Various Artists: Fabrique

Various
Fabrique
Room40

After running steadily for eight years, the Brisbane-based Fabrique event series curated by composer Lawrence English finalized with a final performance that was followed by the distribution of free copies of this compilation, which features 18 diverse international sound artists (almost all solo musicians) who had played at a past Fabrique show. The album is a polychromatic assortment of experimental knob-twiddlers and waveform reinterpreters who are at the top of their game in their respective places of origin. Luckily, what could have been a hodgepodge of disparate aesthetics actually comes off sounding like a global all-play, an assemblage of various proponents of new noise whose intertriginous proximity to one another makes for a sublimated friction that is deeply satisfying and ever intriguing.

The Fabrique disc then functions more as a DJ mix from showrunner English, an abstract sound technician in his own right who nevertheless appears nowhere on the album, than a collection of choice cuts from top-notch experimental talent. Many of the original pieces included here sound slightly castrated alone by themselves, flailing off or petering out before given their just desserts (Pimmon’s otherwise brilliant “Chirippk”, a textural contrast between lo-fi glitchy contact mic rumblings and haunting atmospheric squeaks). The longest track, London turntablist Janek Schaefer’s droning meditation piece “Field of the Missed”, is a mere seven minutes, a marked exercise in brevity for many in this lot, particularly with regards to the live improvisatory sounds likely heard at Fabrique events.

Hence, only two of the 18 works featured here are live captures from Fabrique shows (pieces by Keith Fullerton Whitman and Scanner). Performances of this sort tend to bleed individual parts into one another, sculpting an inimitable and irreproducible longform sonic artwork that is, hopefully, worth the world travel undertaken by its creators and listeners. It’d be impossible to ably encapsulate the profound temporality of a single performance on a single compilation disc without severely abridging or amputating the space for the other 17 musicians.

As such, only Schaefer’s olio of ambient processed sound and field recordings allows the overtones to ring and roam free. The denouement is a crucial aspect of these performances. As the final notes are allowed to linger on for what seems like an eternity, the hushed audience gasps in and nary a pin drop is heard as the sound melts away, the transience of the experience escaping forever as the participants mourn in quietude the passing of something wholly unique.

At the other end of the ephemeral spectrum, Berlin’s Robert Henke, known to most as the one of the masterminds behind Monolake and the co-inventor of Ableton Live software, chimes in with approximately one minute of exploding pockets of noise.
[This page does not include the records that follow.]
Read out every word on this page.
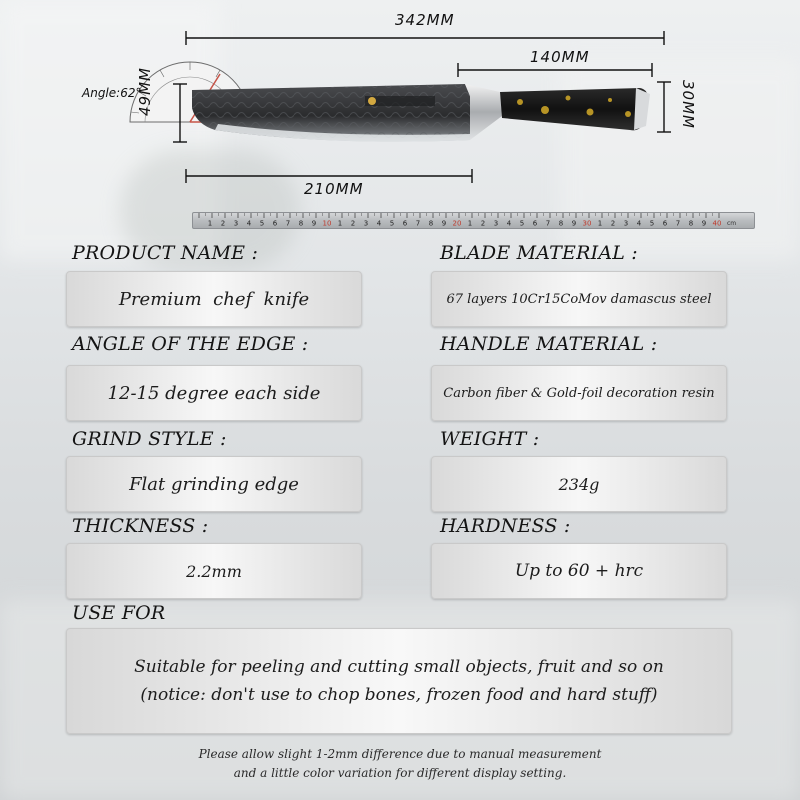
342MM
140MM
210MM
49MM	30MM
Angle:62°
1 2 3 4 5 6 7 8 9 10 1 2 3 4 5 6 7 8 9 20 1 2 3 4 5 6 7 8 9 30 1 2 3 4 5 6 7 8 9 40 cm
PRODUCT NAME :	BLADE MATERIAL :
Premium  chef  knife	67 layers 10Cr15CoMov damascus steel
ANGLE OF THE EDGE :	HANDLE MATERIAL :
12-15 degree each side	Carbon fiber & Gold-foil decoration resin
GRIND STYLE :	WEIGHT :
Flat grinding edge	234g
THICKNESS :	HARDNESS :
2.2mm	Up to 60 + hrc
USE FOR
Suitable for peeling and cutting small objects, fruit and so on
(notice: don't use to chop bones, frozen food and hard stuff)
Please allow slight 1-2mm difference due to manual measurement
and a little color variation for different display setting.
His “Homage” bubbles over like the mixing board caught fire and started boiling. The brief affair gives way to the power electronics of Japan’s KK Null, who somewhat expectantly offers the harshest track on the album. This excursion into the upper decibels of recorded sound is then immediately lulled by a brilliant nursery loop by Brisbane artist Leighton Craig. It’s unclear whether there was any kind of planning in these dynamic shifts, but it is clever sequencing nonetheless.

Fourcolor’s “Familiar” is anything but, a standout piece of paradisiacal soft synths and breathy, aerated vocals whose notes and instrumentation vibe and syncopate like a combination of free and cool jazz in an ambient setting. And for every other blissful tonality, like the oceanic compass of Seaworthy’s “Points North and East” and the morphologic collaboration between the clangorous and the narcotic on DJ Olive Meets I/03’s “Then We Exhaled”, there’s some serious dark side stuff too. Burlington, Vermont’s Greg Davis offers “True Magic”, which is like Enochian energy music, reverberating magickal bells down a hollowed-out infinite tunnel. Camilla Hannan’s “Forest (Edit)”, which immediately follows it, takes a similar pathway to sonic hellscapes, paving her passage with wind and echo, eventually reducing it all to pure hiss.

Then, there are the originals, like former Squirrel Bait and Gastr Del Sol member David Grubbs, who kicks off the compilation with “Blessed are the Task Makers”, a guitar-based piece with hovering gnats and snarled noise. He sets his attack to violent and selectly chooses his negative space to emphasize. In all, it’s like a Kawabata Makoto solo with much of the meat and muscle ripped out, leaving just the raw nerve.

The mix gets perhaps progressively less immediate after this, but no less essential. While the sounds aren’t perhaps as surprising as its artists would hope them to be, they are nevertheless the kind of things you couldn’t find in any other type of setting besides those like Fabrique’s. As a pastiche of the sounds of the past eight years, Fabrique makes you wish that you were there, and makes you long for what you might have missed.